De 1863 à 1953, le Cambodge vit sous protectorat français. Entre modernisation limitée, domination coloniale et résistances nationalistes, cette période façonne durablement l’État cambodgien.

Le protectorat français du Cambodge 1863–1953 - aperçu historiqueLe protectorat français du Cambodge 1863–1953 - aperçu historique
Le roi Sisowath 1911
Écrit par Pascal Médeville
Publié le 28 décembre 2025

Le protectorat français du Cambodge constitue une période charnière de l’histoire du pays, s’étendant de 1863 à 1953. Durant ces quatre-vingt-dix années, le Cambodge est intégré à l’ensemble colonial français en Asie du Sud-Est, devenant une composante de l’Indochine française. Si le protectorat offre au Cambodge une certaine protection face aux puissances voisines et au désordre interne, il soumet également le peuple khmer à une domination et à des ingérences étrangères. Cet article explore le contexte historique, les transformations politiques et administratives, les impacts culturels, les évolutions économiques, les mouvements de résistance et l’accession finale à l’indépendance sous la domination coloniale française.

Contexte historique : le Cambodge au XIXᵉ siècle

Au milieu du XIXᵉ siècle, le Cambodge est un royaume affaibli, pris dans l’étau géopolitique du Siam (l’actuelle Thaïlande) et du Vietnam. Jadis puissant durant la période angkorienne (du IXᵉ au XVᵉ siècle), le pays a fortement décliné en raison de conflits internes, d’invasions étrangères et de pertes territoriales. Au début du XIXᵉ siècle, le Cambodge se trouve sous l’influence, voire la domination alternée, du Siam et du Vietnam.
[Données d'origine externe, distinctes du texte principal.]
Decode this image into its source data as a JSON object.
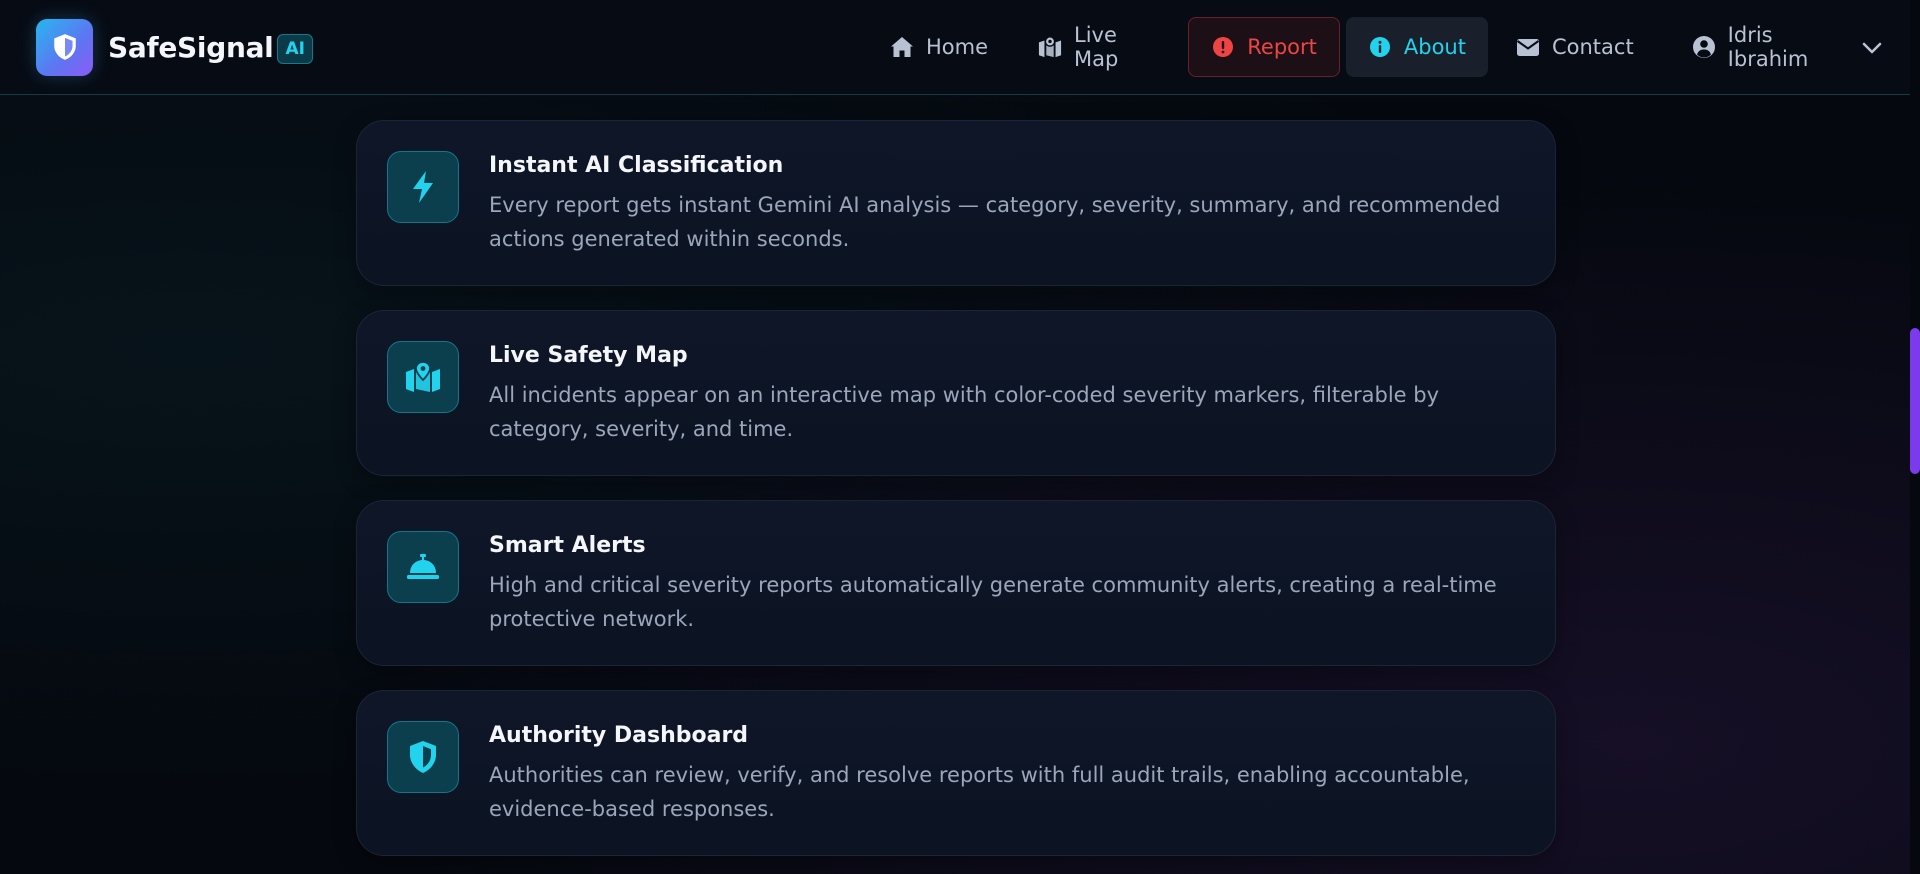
{
  "brand": {
    "name": "SafeSignal",
    "badge": "AI"
  },
  "nav": {
    "home": "Home",
    "live_map": "Live Map",
    "report": "Report",
    "about": "About",
    "contact": "Contact",
    "user": "Idris Ibrahim"
  },
  "features": [
    {
      "icon": "bolt-icon",
      "title": "Instant AI Classification",
      "description": "Every report gets instant Gemini AI analysis — category, severity, summary, and recommended actions generated within seconds."
    },
    {
      "icon": "map-location-icon",
      "title": "Live Safety Map",
      "description": "All incidents appear on an interactive map with color-coded severity markers, filterable by category, severity, and time."
    },
    {
      "icon": "bell-concierge-icon",
      "title": "Smart Alerts",
      "description": "High and critical severity reports automatically generate community alerts, creating a real-time protective network."
    },
    {
      "icon": "shield-icon",
      "title": "Authority Dashboard",
      "description": "Authorities can review, verify, and resolve reports with full audit trails, enabling accountable, evidence-based responses."
    }
  ],
  "colors": {
    "accent": "#22d3ee",
    "report": "#ef4444",
    "scrollbar": "#7c3aed",
    "background": "#05080f"
  }
}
Le roi Norodom, monté sur le trône en 1860, hérite d’un royaume fragile. Afin de préserver la souveraineté cambodgienne et de résister aux empiètements de ses puissants voisins, il cherche un appui extérieur. En 1863, le roi Norodom signe un traité avec la France, plaçant le Cambodge sous protection française. Ce traité garantit l’intégrité territoriale du royaume, mais fait du Cambodge, dans les faits, un protectorat français.

Mise en place du protectorat (1863–1884)

L’accord initial de 1863 reste limité dans sa portée. La France s’engage à protéger le Cambodge contre les menaces extérieures, tandis que le royaume conserve son autonomie interne. Cependant, au fil des décennies suivantes, la France renforce progressivement son contrôle sur les affaires cambodgiennes. En 1884, sous la pression et alors qu’une canonnière française est ancrée devant la capitale royale d’Oudong, le roi Norodom est contraint de signer un nouveau traité accordant aux Français des pouvoirs administratifs étendus, notamment sur la collecte des impôts, les douanes, les travaux publics et les relations étrangères.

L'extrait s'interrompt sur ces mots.